Ebrahim Raisi, who began his term as president in the summer of 1400, was one of four people who oversaw the murder cases of political prisoners in the summer of 2018.

When asked about his role in the killing of political prisoners in the 1960s, he said he was "proud" of his role in this regard.

The main figures of this four-member delegation, known as the "Death Delegation", are the then Islamic Jurisprudence Judge Hossein Ali Nayiri, the then Prosecutor Morteza Eshraghi, the then Deputy Prosecutor Ebrahim Raisi, and Mostafa Pourmohammadi, the then representative of the Ministry of Intelligence in Evin Prison.
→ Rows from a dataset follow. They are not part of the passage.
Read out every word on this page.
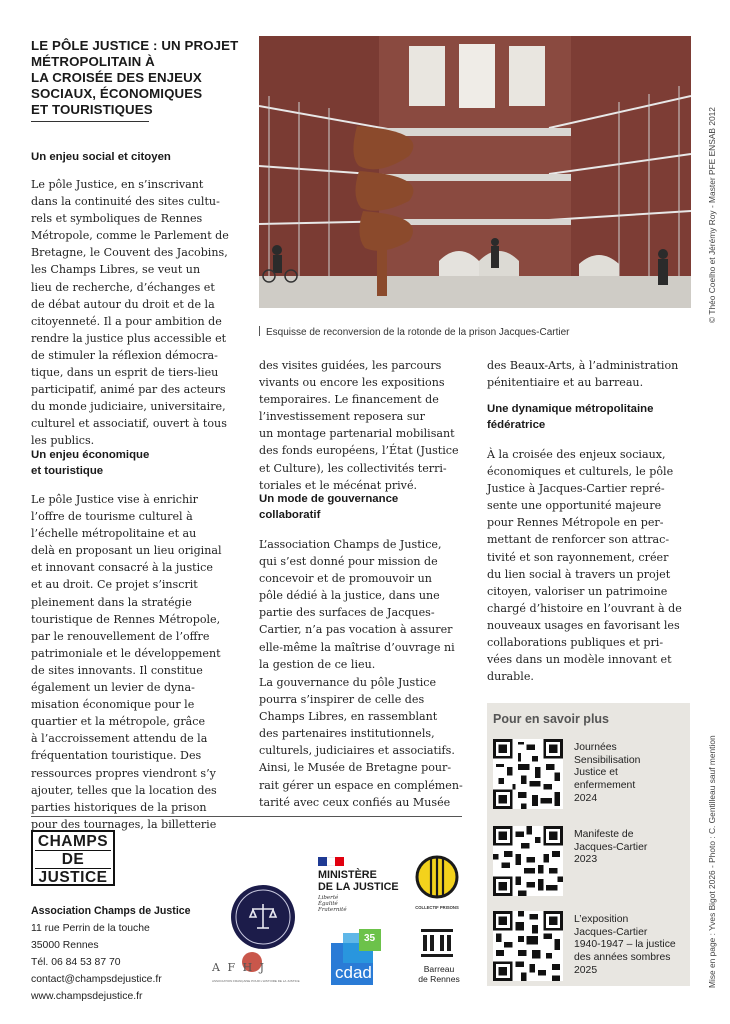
LE PÔLE JUSTICE : UN PROJET
MÉTROPOLITAIN À
LA CROISÉE DES ENJEUX
SOCIAUX, ÉCONOMIQUES
ET TOURISTIQUES
Un enjeu social et citoyen
Le pôle Justice, en s’inscrivant
dans la continuité des sites cultu-
rels et symboliques de Rennes
Métropole, comme le Parlement de
Bretagne, le Couvent des Jacobins,
les Champs Libres, se veut un
lieu de recherche, d’échanges et
de débat autour du droit et de la
citoyenneté. Il a pour ambition de
rendre la justice plus accessible et
de stimuler la réflexion démocra-
tique, dans un esprit de tiers-lieu
participatif, animé par des acteurs
du monde judiciaire, universitaire,
culturel et associatif, ouvert à tous
les publics.
Un enjeu économique
et touristique
Le pôle Justice vise à enrichir
l’offre de tourisme culturel à
l’échelle métropolitaine et au
delà en proposant un lieu original
et innovant consacré à la justice
et au droit. Ce projet s’inscrit
pleinement dans la stratégie
touristique de Rennes Métropole,
par le renouvellement de l’offre
patrimoniale et le développement
de sites innovants. Il constitue
également un levier de dyna-
misation économique pour le
quartier et la métropole, grâce
à l’accroissement attendu de la
fréquentation touristique. Des
ressources propres viendront s’y
ajouter, telles que la location des
parties historiques de la prison
pour des tournages, la billetterie
Esquisse de reconversion de la rotonde de la prison Jacques-Cartier
© Théo Coelho et Jérémy Roy - Master PFE ENSAB 2012
des visites guidées, les parcours
vivants ou encore les expositions
temporaires. Le financement de
l’investissement reposera sur
un montage partenarial mobilisant
des fonds européens, l’État (Justice
et Culture), les collectivités terri-
toriales et le mécénat privé.
Un mode de gouvernance
collaboratif
L’association Champs de Justice,
qui s’est donné pour mission de
concevoir et de promouvoir un
pôle dédié à la justice, dans une
partie des surfaces de Jacques-
Cartier, n’a pas vocation à assurer
elle-même la maîtrise d’ouvrage ni
la gestion de ce lieu.
La gouvernance du pôle Justice
pourra s’inspirer de celle des
Champs Libres, en rassemblant
des partenaires institutionnels,
culturels, judiciaires et associatifs.
Ainsi, le Musée de Bretagne pour-
rait gérer un espace en complémen-
tarité avec ceux confiés au Musée
des Beaux-Arts, à l’administration
pénitentiaire et au barreau.
Une dynamique métropolitaine
fédératrice
À la croisée des enjeux sociaux,
économiques et culturels, le pôle
Justice à Jacques-Cartier repré-
sente une opportunité majeure
pour Rennes Métropole en per-
mettant de renforcer son attrac-
tivité et son rayonnement, créer
du lien social à travers un projet
citoyen, valoriser un patrimoine
chargé d’histoire en l’ouvrant à de
nouveaux usages en favorisant les
collaborations publiques et pri-
vées dans un modèle innovant et
durable.
Pour en savoir plus
Journées
Sensibilisation
Justice et
enfermement
2024
Manifeste de
Jacques-Cartier
2023
L’exposition
Jacques-Cartier
1940-1947 – la justice
des années sombres
2025	Mise en page : Yves Bigot 2026 - Photo : C. Gentilleau sauf mention
CHAMPS
DE
JUSTICE
Association Champs de Justice
11 rue Perrin de la touche
35000 Rennes
Tél. 06 84 53 87 70
contact@champsdejustice.fr
www.champsdejustice.fr
MINISTÈRE
DE LA JUSTICE
Liberté
Égalité
Fraternité	COLLECTIF PRISONS
A F H J
ASSOCIATION FRANÇAISE POUR L’HISTOIRE DE LA JUSTICE
35
cdad	Barreau
de Rennes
Their names are frequently mentioned by plaintiffs and witnesses during the trial of Hamid Nouri, who is accused of participating in the mass executions of political prisoners as a former assistant prosecutor at Gohardasht Prison in Karaj, and whose trial has been taking place in Europe in recent months.

Thousands of political prisoners were executed in the 1960s, especially in the summer of 1988, in Evin and Gohardasht prisons in Tehran and prisons in Mashhad, Shiraz, Ahvaz, and some other cities in Iran, on the direct orders of Ayatollah Khomeini, the leader of the Islamic Republic at the time, and by the decision of committees that became known as death committees.

Many of those executed were supporters of the People's Mojahedin Organization (MEK), and a number of them were supporters of other leftist groups who had been imprisoned in the early 1960s. There are no exact figures for these executions, but according to Amnesty International, at least 4,482 men and women disappeared in a two-month period.

Previously, Stravnan Stevenson, a former Scottish representative in the European Parliament, and some families of prisoners executed by the Iranian government had formally requested that the country's police arrest Ebrahim Raisi on charges of "genocide and crimes against humanity" if he attended the Glasgow climate change conference.